Know how China Exim Bank loans work

Letters

I WANT to explain how the China Exim Bank loans are drawn for projects in Papua New Guinea using the Pacific Maritime Industrial Zone (PMIZ) project as an classic example.
Unlike traditional lending institutions such as the World Bank and Asian Development Bank, China Exim Bank loan terms and conditions require that the main contractor in the project should be a Chinese government-sanctioned company, which is given the minimum leverage of using 30 per cent local content of the host country to deliver according to contract design specifications and costs without failure.
All payments made directly to the contractor is guided by the counterpart funding ratio/percentage during mobilisation, progressive and completion segments.

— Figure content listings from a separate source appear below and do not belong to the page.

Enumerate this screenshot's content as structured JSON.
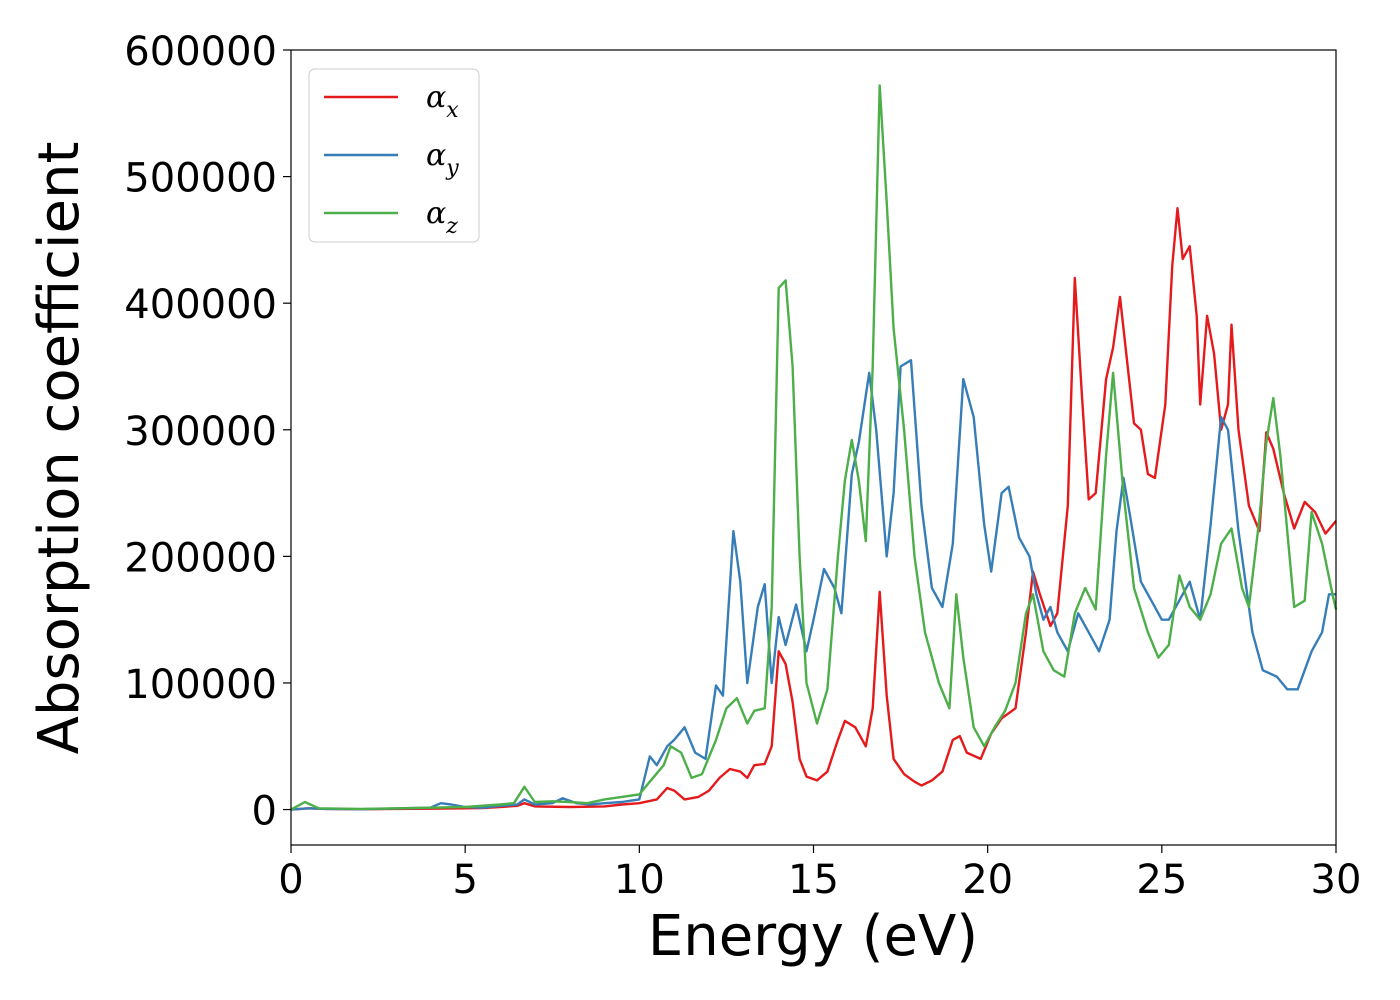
{
  "chart_data": {
    "type": "line",
    "title": "",
    "xlabel": "Energy (eV)",
    "ylabel": "Absorption coefficient",
    "xlim": [
      0,
      30
    ],
    "ylim": [
      -28000,
      600000
    ],
    "x_ticks": [
      "0",
      "5",
      "10",
      "15",
      "20",
      "25",
      "30"
    ],
    "y_ticks": [
      "0",
      "100000",
      "200000",
      "300000",
      "400000",
      "500000",
      "600000"
    ],
    "x_tick_values": [
      0,
      5,
      10,
      15,
      20,
      25,
      30
    ],
    "y_tick_values": [
      0,
      100000,
      200000,
      300000,
      400000,
      500000,
      600000
    ],
    "grid": false,
    "legend": "top-left",
    "series": [
      {
        "name": "αx",
        "legend_base": "α",
        "legend_sub": "x",
        "color": "#e41a1c",
        "points": [
          [
            0,
            0
          ],
          [
            0.5,
            1000
          ],
          [
            1,
            500
          ],
          [
            2,
            300
          ],
          [
            3,
            500
          ],
          [
            4,
            700
          ],
          [
            5,
            1000
          ],
          [
            5.5,
            1200
          ],
          [
            6,
            2000
          ],
          [
            6.5,
            3000
          ],
          [
            6.7,
            5000
          ],
          [
            7,
            2500
          ],
          [
            8,
            2000
          ],
          [
            9,
            2500
          ],
          [
            9.5,
            4000
          ],
          [
            10,
            5000
          ],
          [
            10.5,
            8000
          ],
          [
            10.8,
            17000
          ],
          [
            11,
            15000
          ],
          [
            11.3,
            8000
          ],
          [
            11.7,
            10000
          ],
          [
            12,
            15000
          ],
          [
            12.3,
            25000
          ],
          [
            12.6,
            32000
          ],
          [
            12.9,
            30000
          ],
          [
            13.1,
            25000
          ],
          [
            13.3,
            35000
          ],
          [
            13.6,
            36000
          ],
          [
            13.8,
            50000
          ],
          [
            14,
            125000
          ],
          [
            14.2,
            115000
          ],
          [
            14.4,
            85000
          ],
          [
            14.6,
            40000
          ],
          [
            14.8,
            26000
          ],
          [
            15.1,
            23000
          ],
          [
            15.4,
            30000
          ],
          [
            15.7,
            55000
          ],
          [
            15.9,
            70000
          ],
          [
            16.2,
            65000
          ],
          [
            16.5,
            50000
          ],
          [
            16.7,
            80000
          ],
          [
            16.9,
            172000
          ],
          [
            17.1,
            90000
          ],
          [
            17.3,
            40000
          ],
          [
            17.6,
            28000
          ],
          [
            17.9,
            22000
          ],
          [
            18.1,
            19000
          ],
          [
            18.4,
            23000
          ],
          [
            18.7,
            30000
          ],
          [
            19,
            55000
          ],
          [
            19.2,
            58000
          ],
          [
            19.4,
            45000
          ],
          [
            19.8,
            40000
          ],
          [
            20.1,
            60000
          ],
          [
            20.4,
            72000
          ],
          [
            20.8,
            80000
          ],
          [
            21.1,
            140000
          ],
          [
            21.3,
            188000
          ],
          [
            21.5,
            170000
          ],
          [
            21.8,
            145000
          ],
          [
            22,
            155000
          ],
          [
            22.3,
            240000
          ],
          [
            22.5,
            420000
          ],
          [
            22.7,
            330000
          ],
          [
            22.9,
            245000
          ],
          [
            23.1,
            250000
          ],
          [
            23.4,
            340000
          ],
          [
            23.6,
            365000
          ],
          [
            23.8,
            405000
          ],
          [
            24,
            355000
          ],
          [
            24.2,
            305000
          ],
          [
            24.4,
            300000
          ],
          [
            24.6,
            265000
          ],
          [
            24.8,
            262000
          ],
          [
            25.1,
            320000
          ],
          [
            25.3,
            430000
          ],
          [
            25.45,
            475000
          ],
          [
            25.6,
            435000
          ],
          [
            25.8,
            445000
          ],
          [
            26,
            390000
          ],
          [
            26.1,
            320000
          ],
          [
            26.3,
            390000
          ],
          [
            26.5,
            360000
          ],
          [
            26.7,
            300000
          ],
          [
            26.9,
            320000
          ],
          [
            27,
            383000
          ],
          [
            27.2,
            300000
          ],
          [
            27.5,
            240000
          ],
          [
            27.8,
            220000
          ],
          [
            28,
            298000
          ],
          [
            28.2,
            285000
          ],
          [
            28.5,
            250000
          ],
          [
            28.8,
            222000
          ],
          [
            29.1,
            243000
          ],
          [
            29.4,
            235000
          ],
          [
            29.7,
            218000
          ],
          [
            30,
            228000
          ]
        ]
      },
      {
        "name": "αy",
        "legend_base": "α",
        "legend_sub": "y",
        "color": "#377eb8",
        "points": [
          [
            0,
            0
          ],
          [
            0.5,
            1000
          ],
          [
            1,
            500
          ],
          [
            2,
            300
          ],
          [
            3,
            800
          ],
          [
            4,
            1500
          ],
          [
            4.3,
            5000
          ],
          [
            4.6,
            4000
          ],
          [
            5,
            2000
          ],
          [
            5.5,
            1500
          ],
          [
            6,
            3000
          ],
          [
            6.5,
            4000
          ],
          [
            6.7,
            8000
          ],
          [
            7,
            4000
          ],
          [
            7.5,
            5000
          ],
          [
            7.8,
            9000
          ],
          [
            8.2,
            5000
          ],
          [
            8.6,
            4000
          ],
          [
            9,
            5000
          ],
          [
            9.5,
            6000
          ],
          [
            10,
            8000
          ],
          [
            10.3,
            42000
          ],
          [
            10.5,
            35000
          ],
          [
            10.8,
            50000
          ],
          [
            11,
            55000
          ],
          [
            11.3,
            65000
          ],
          [
            11.6,
            45000
          ],
          [
            11.9,
            40000
          ],
          [
            12.2,
            98000
          ],
          [
            12.4,
            90000
          ],
          [
            12.7,
            220000
          ],
          [
            12.9,
            180000
          ],
          [
            13.1,
            100000
          ],
          [
            13.4,
            160000
          ],
          [
            13.6,
            178000
          ],
          [
            13.8,
            100000
          ],
          [
            14,
            152000
          ],
          [
            14.2,
            130000
          ],
          [
            14.5,
            162000
          ],
          [
            14.8,
            125000
          ],
          [
            15,
            150000
          ],
          [
            15.3,
            190000
          ],
          [
            15.6,
            175000
          ],
          [
            15.8,
            155000
          ],
          [
            16.1,
            265000
          ],
          [
            16.3,
            290000
          ],
          [
            16.6,
            345000
          ],
          [
            16.8,
            300000
          ],
          [
            17.1,
            200000
          ],
          [
            17.3,
            250000
          ],
          [
            17.5,
            350000
          ],
          [
            17.8,
            355000
          ],
          [
            18.1,
            240000
          ],
          [
            18.4,
            175000
          ],
          [
            18.7,
            160000
          ],
          [
            19,
            210000
          ],
          [
            19.3,
            340000
          ],
          [
            19.6,
            310000
          ],
          [
            19.9,
            225000
          ],
          [
            20.1,
            188000
          ],
          [
            20.4,
            250000
          ],
          [
            20.6,
            255000
          ],
          [
            20.9,
            215000
          ],
          [
            21.2,
            200000
          ],
          [
            21.4,
            170000
          ],
          [
            21.6,
            150000
          ],
          [
            21.8,
            160000
          ],
          [
            22,
            140000
          ],
          [
            22.3,
            125000
          ],
          [
            22.6,
            155000
          ],
          [
            22.9,
            140000
          ],
          [
            23.2,
            125000
          ],
          [
            23.5,
            150000
          ],
          [
            23.7,
            220000
          ],
          [
            23.9,
            262000
          ],
          [
            24.1,
            230000
          ],
          [
            24.4,
            180000
          ],
          [
            24.7,
            165000
          ],
          [
            25,
            150000
          ],
          [
            25.2,
            150000
          ],
          [
            25.6,
            170000
          ],
          [
            25.8,
            180000
          ],
          [
            26.1,
            150000
          ],
          [
            26.4,
            225000
          ],
          [
            26.7,
            310000
          ],
          [
            26.9,
            300000
          ],
          [
            27.2,
            220000
          ],
          [
            27.6,
            140000
          ],
          [
            27.9,
            110000
          ],
          [
            28.3,
            105000
          ],
          [
            28.6,
            95000
          ],
          [
            28.9,
            95000
          ],
          [
            29.3,
            125000
          ],
          [
            29.6,
            140000
          ],
          [
            29.8,
            170000
          ],
          [
            30,
            170000
          ]
        ]
      },
      {
        "name": "αz",
        "legend_base": "α",
        "legend_sub": "z",
        "color": "#4daf4a",
        "points": [
          [
            0,
            0
          ],
          [
            0.4,
            6000
          ],
          [
            0.8,
            1000
          ],
          [
            2,
            500
          ],
          [
            3,
            1000
          ],
          [
            4,
            1500
          ],
          [
            5,
            2000
          ],
          [
            6,
            4000
          ],
          [
            6.4,
            5000
          ],
          [
            6.7,
            18000
          ],
          [
            7,
            6000
          ],
          [
            7.5,
            6500
          ],
          [
            8,
            6000
          ],
          [
            8.5,
            5000
          ],
          [
            9,
            8000
          ],
          [
            9.5,
            10000
          ],
          [
            10,
            12000
          ],
          [
            10.3,
            22000
          ],
          [
            10.7,
            35000
          ],
          [
            10.9,
            50000
          ],
          [
            11.2,
            45000
          ],
          [
            11.5,
            25000
          ],
          [
            11.8,
            28000
          ],
          [
            12.2,
            55000
          ],
          [
            12.5,
            80000
          ],
          [
            12.8,
            88000
          ],
          [
            13.1,
            68000
          ],
          [
            13.3,
            78000
          ],
          [
            13.6,
            80000
          ],
          [
            13.8,
            160000
          ],
          [
            14,
            412000
          ],
          [
            14.2,
            418000
          ],
          [
            14.4,
            350000
          ],
          [
            14.6,
            200000
          ],
          [
            14.8,
            100000
          ],
          [
            15.1,
            68000
          ],
          [
            15.4,
            95000
          ],
          [
            15.7,
            200000
          ],
          [
            15.9,
            260000
          ],
          [
            16.1,
            292000
          ],
          [
            16.3,
            260000
          ],
          [
            16.5,
            212000
          ],
          [
            16.7,
            350000
          ],
          [
            16.9,
            572000
          ],
          [
            17.1,
            480000
          ],
          [
            17.3,
            380000
          ],
          [
            17.6,
            300000
          ],
          [
            17.9,
            200000
          ],
          [
            18.2,
            140000
          ],
          [
            18.6,
            100000
          ],
          [
            18.9,
            80000
          ],
          [
            19.1,
            170000
          ],
          [
            19.3,
            120000
          ],
          [
            19.6,
            65000
          ],
          [
            19.9,
            50000
          ],
          [
            20.2,
            65000
          ],
          [
            20.5,
            78000
          ],
          [
            20.8,
            100000
          ],
          [
            21.1,
            155000
          ],
          [
            21.3,
            170000
          ],
          [
            21.6,
            125000
          ],
          [
            21.9,
            110000
          ],
          [
            22.2,
            105000
          ],
          [
            22.5,
            155000
          ],
          [
            22.8,
            175000
          ],
          [
            23.1,
            158000
          ],
          [
            23.4,
            280000
          ],
          [
            23.6,
            345000
          ],
          [
            23.9,
            250000
          ],
          [
            24.2,
            175000
          ],
          [
            24.6,
            140000
          ],
          [
            24.9,
            120000
          ],
          [
            25.2,
            130000
          ],
          [
            25.5,
            185000
          ],
          [
            25.8,
            160000
          ],
          [
            26.1,
            150000
          ],
          [
            26.4,
            170000
          ],
          [
            26.7,
            210000
          ],
          [
            27,
            222000
          ],
          [
            27.3,
            175000
          ],
          [
            27.5,
            160000
          ],
          [
            27.8,
            230000
          ],
          [
            28,
            290000
          ],
          [
            28.2,
            325000
          ],
          [
            28.4,
            280000
          ],
          [
            28.8,
            160000
          ],
          [
            29.1,
            165000
          ],
          [
            29.3,
            235000
          ],
          [
            29.6,
            210000
          ],
          [
            29.9,
            170000
          ],
          [
            30,
            158000
          ]
        ]
      }
    ]
  }
}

The China Exim Bank pays its component directly to the contractor’s account back in China after certification and approval advice is received from PNG Treasury Department upon recommendation from the implementing agency.
In the same way, the proportionate of PNG Government component is paid by the implementing agency to the contractor to deposit into its local bank account held in PNG.

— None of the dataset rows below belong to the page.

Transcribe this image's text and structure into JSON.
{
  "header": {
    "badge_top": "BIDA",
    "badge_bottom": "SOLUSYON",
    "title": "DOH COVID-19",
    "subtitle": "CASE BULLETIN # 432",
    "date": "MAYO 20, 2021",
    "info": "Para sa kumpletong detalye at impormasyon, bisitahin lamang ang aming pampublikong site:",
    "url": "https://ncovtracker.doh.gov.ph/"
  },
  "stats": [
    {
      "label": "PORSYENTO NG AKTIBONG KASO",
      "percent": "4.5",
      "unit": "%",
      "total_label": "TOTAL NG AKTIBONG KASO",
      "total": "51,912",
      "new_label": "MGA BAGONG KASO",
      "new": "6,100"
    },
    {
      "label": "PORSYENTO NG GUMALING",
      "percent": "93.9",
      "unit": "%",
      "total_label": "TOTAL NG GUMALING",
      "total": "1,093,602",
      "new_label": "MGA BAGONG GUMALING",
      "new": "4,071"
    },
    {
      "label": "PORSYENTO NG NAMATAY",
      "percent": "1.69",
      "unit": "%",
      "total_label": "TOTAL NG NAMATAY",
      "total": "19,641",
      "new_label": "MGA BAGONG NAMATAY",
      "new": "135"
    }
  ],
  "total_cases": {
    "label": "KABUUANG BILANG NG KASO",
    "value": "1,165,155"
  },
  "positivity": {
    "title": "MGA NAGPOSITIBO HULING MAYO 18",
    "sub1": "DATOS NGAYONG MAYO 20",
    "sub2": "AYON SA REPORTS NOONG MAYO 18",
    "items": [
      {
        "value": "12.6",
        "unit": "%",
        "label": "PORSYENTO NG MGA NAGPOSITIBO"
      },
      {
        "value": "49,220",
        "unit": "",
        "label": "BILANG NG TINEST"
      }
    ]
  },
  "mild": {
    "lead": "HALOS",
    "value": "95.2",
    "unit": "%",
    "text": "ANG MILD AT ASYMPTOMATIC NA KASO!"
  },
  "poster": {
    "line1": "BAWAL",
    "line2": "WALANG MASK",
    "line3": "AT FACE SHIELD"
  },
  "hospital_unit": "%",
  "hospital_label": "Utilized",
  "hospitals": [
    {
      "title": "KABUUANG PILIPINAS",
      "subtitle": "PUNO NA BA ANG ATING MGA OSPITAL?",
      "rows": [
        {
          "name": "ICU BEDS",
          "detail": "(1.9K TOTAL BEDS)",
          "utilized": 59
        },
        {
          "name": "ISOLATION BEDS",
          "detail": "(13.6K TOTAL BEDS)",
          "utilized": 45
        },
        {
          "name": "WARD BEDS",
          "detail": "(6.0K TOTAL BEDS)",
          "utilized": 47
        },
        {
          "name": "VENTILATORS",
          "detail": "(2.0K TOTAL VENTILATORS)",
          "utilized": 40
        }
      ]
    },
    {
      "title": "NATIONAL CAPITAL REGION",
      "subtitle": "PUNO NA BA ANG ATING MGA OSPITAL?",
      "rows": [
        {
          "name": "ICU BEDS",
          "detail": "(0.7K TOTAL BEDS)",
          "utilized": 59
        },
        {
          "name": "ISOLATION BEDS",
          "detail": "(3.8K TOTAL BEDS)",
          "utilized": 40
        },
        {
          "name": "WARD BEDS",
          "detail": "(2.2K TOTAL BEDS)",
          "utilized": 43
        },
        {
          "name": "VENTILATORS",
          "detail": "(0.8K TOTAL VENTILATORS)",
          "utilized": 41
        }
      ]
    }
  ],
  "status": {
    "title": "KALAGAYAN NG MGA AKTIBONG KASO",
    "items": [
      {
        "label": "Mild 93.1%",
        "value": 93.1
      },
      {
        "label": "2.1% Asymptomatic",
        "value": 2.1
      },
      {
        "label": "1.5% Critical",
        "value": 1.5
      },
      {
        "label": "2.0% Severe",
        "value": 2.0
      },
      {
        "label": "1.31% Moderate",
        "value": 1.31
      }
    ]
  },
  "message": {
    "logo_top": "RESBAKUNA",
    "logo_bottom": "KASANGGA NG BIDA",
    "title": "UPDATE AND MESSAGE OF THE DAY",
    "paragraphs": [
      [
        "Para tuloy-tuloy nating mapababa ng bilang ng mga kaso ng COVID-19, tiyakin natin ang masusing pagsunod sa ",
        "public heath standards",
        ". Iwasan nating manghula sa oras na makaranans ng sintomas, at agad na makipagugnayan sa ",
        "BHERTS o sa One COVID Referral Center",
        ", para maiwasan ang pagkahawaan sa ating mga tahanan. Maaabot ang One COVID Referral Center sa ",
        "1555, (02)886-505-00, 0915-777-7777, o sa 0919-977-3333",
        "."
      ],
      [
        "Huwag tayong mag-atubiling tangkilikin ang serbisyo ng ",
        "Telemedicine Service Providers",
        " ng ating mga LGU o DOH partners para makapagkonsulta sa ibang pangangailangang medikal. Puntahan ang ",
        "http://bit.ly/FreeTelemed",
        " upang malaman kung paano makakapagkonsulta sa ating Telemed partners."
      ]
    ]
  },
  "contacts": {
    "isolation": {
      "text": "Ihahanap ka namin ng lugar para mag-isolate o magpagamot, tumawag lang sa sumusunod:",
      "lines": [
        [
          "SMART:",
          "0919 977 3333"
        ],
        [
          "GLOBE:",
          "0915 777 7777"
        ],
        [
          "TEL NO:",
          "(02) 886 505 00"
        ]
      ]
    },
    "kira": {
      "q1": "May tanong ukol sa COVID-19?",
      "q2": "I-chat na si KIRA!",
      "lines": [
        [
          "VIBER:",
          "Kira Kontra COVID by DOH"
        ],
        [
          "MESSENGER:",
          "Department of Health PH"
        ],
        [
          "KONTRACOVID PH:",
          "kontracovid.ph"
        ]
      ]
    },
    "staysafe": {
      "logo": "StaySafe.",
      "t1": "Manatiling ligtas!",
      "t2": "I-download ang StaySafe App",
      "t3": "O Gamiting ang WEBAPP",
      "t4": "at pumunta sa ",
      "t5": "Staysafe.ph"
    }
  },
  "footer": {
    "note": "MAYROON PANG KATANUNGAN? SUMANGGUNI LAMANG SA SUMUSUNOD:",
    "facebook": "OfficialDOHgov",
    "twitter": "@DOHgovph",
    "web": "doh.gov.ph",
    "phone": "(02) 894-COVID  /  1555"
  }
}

The onus is on the Chinese contractor to procure materials and transfer required operational funds to its PNG local bank account to execute the project from both sources of funding until the project is completed or the funding is exhausted for further variation assessment, if need.

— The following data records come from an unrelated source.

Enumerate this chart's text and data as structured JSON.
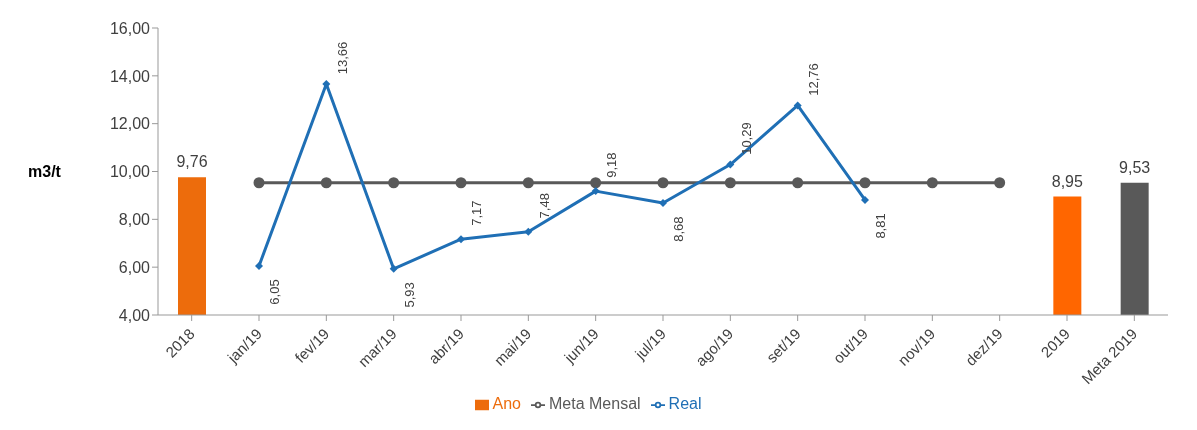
{
  "chart_data": {
    "type": "bar",
    "ylabel": "m3/t",
    "categories": [
      "2018",
      "jan/19",
      "fev/19",
      "mar/19",
      "abr/19",
      "mai/19",
      "jun/19",
      "jul/19",
      "ago/19",
      "set/19",
      "out/19",
      "nov/19",
      "dez/19",
      "2019",
      "Meta 2019"
    ],
    "series": [
      {
        "name": "Ano",
        "color": "#ed6c0c",
        "colors": [
          "#ed6c0c",
          null,
          null,
          null,
          null,
          null,
          null,
          null,
          null,
          null,
          null,
          null,
          null,
          "#ff6600",
          "#595959"
        ],
        "values": [
          9.76,
          null,
          null,
          null,
          null,
          null,
          null,
          null,
          null,
          null,
          null,
          null,
          null,
          8.95,
          9.53
        ],
        "value_labels": [
          "9,76",
          null,
          null,
          null,
          null,
          null,
          null,
          null,
          null,
          null,
          null,
          null,
          null,
          "8,95",
          "9,53"
        ]
      },
      {
        "name": "Meta Mensal",
        "type": "line",
        "color": "#595959",
        "marker": "circle",
        "values": [
          null,
          9.53,
          9.53,
          9.53,
          9.53,
          9.53,
          9.53,
          9.53,
          9.53,
          9.53,
          9.53,
          9.53,
          9.53,
          null,
          null
        ]
      },
      {
        "name": "Real",
        "type": "line",
        "color": "#1f6fb5",
        "marker": "diamond",
        "values": [
          null,
          6.05,
          13.66,
          5.93,
          7.17,
          7.48,
          9.18,
          8.68,
          10.29,
          12.76,
          8.81,
          null,
          null,
          null,
          null
        ],
        "value_labels": [
          null,
          "6,05",
          "13,66",
          "5,93",
          "7,17",
          "7,48",
          "9,18",
          "8,68",
          "10,29",
          "12,76",
          "8,81",
          null,
          null,
          null,
          null
        ]
      }
    ],
    "ylim": [
      4,
      16
    ],
    "yticks": [
      {
        "value": 4,
        "label": "4,00"
      },
      {
        "value": 6,
        "label": "6,00"
      },
      {
        "value": 8,
        "label": "8,00"
      },
      {
        "value": 10,
        "label": "10,00"
      },
      {
        "value": 12,
        "label": "12,00"
      },
      {
        "value": 14,
        "label": "14,00"
      },
      {
        "value": 16,
        "label": "16,00"
      }
    ],
    "legend": "bottom"
  }
}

As for the initial US$95 million (K300 million) PMIZ China Exim Bank loan, the Government is required under a signed loan agreement to fund 22 per cent (K70 million) while the China Exim Bank to fund 78 per cent (K230 million).
The first down payment for designs and re-mobilisation took place in 2011 in which the Government, under the Commerce, Trade and Industry Department, made a down payment of K10 million while China Exim Bank may have released about K80 million to the contractor.
Unfortunately, the five-year window to draw down the loan expired after delays caused by disgruntled landowners.
China Exim Bank froze/cancelled the loan as a result. Only K90 million was paid to the contractor when the bank pulled the plug.
The onus is on the contractor to report to an investigative authority on the use of funds to deliver designs and mobilise on site.
Another misunderstanding is that the PMIZ loan repayments has already being factored into annual debt servicing by Treasury when it is due, like the total of K45 million repaid in the last four years is part and parcel of that obligation.
Some uninformed politicians and their cronies have been taken for a ride by the China Exim Bank to make a hogwash business case for PMIZ to get a fresh US$165 million (K578 million) loan based on actual geotech and initial framework agreement for a delivery of an international standard port, which was well and truly captured in the 2016 designs.
It was independently revalidated into Australian standard by AECOM Ltd of Australia under the sponsorship of Kumul Consolidated Holdings Ltd.
The China Exim Bank lacks appreciation that the Government, by progressive appropriation bills, consolidates all loan repayments through annual budgetary process and not for a single project to generate cash flow for direct loan repayment purposes as the confusing case for PMIZ to cause another four years of delay.
In fact, a 2008 feasibility study revealed a break-even point on two or more operators.
What more does China Exim Bank wants when RD Tuna has expanded four times in the Philippines in the space of tuna processing and associated industries?
All alleged abuses of PMIZ funds is from the internal operational budgetary funds released and held in a trust account under the Commerce, Trade and Industry Department to secure land and site preparations, including all statutory requirements prior to actual procession of the site by the contractor to commence construction.
This should clear the air for Treasurer Ian Ling-Stuckey and his team, aided by local Madang MPs to deliver PMIZ this time around for a greater benefit to the country.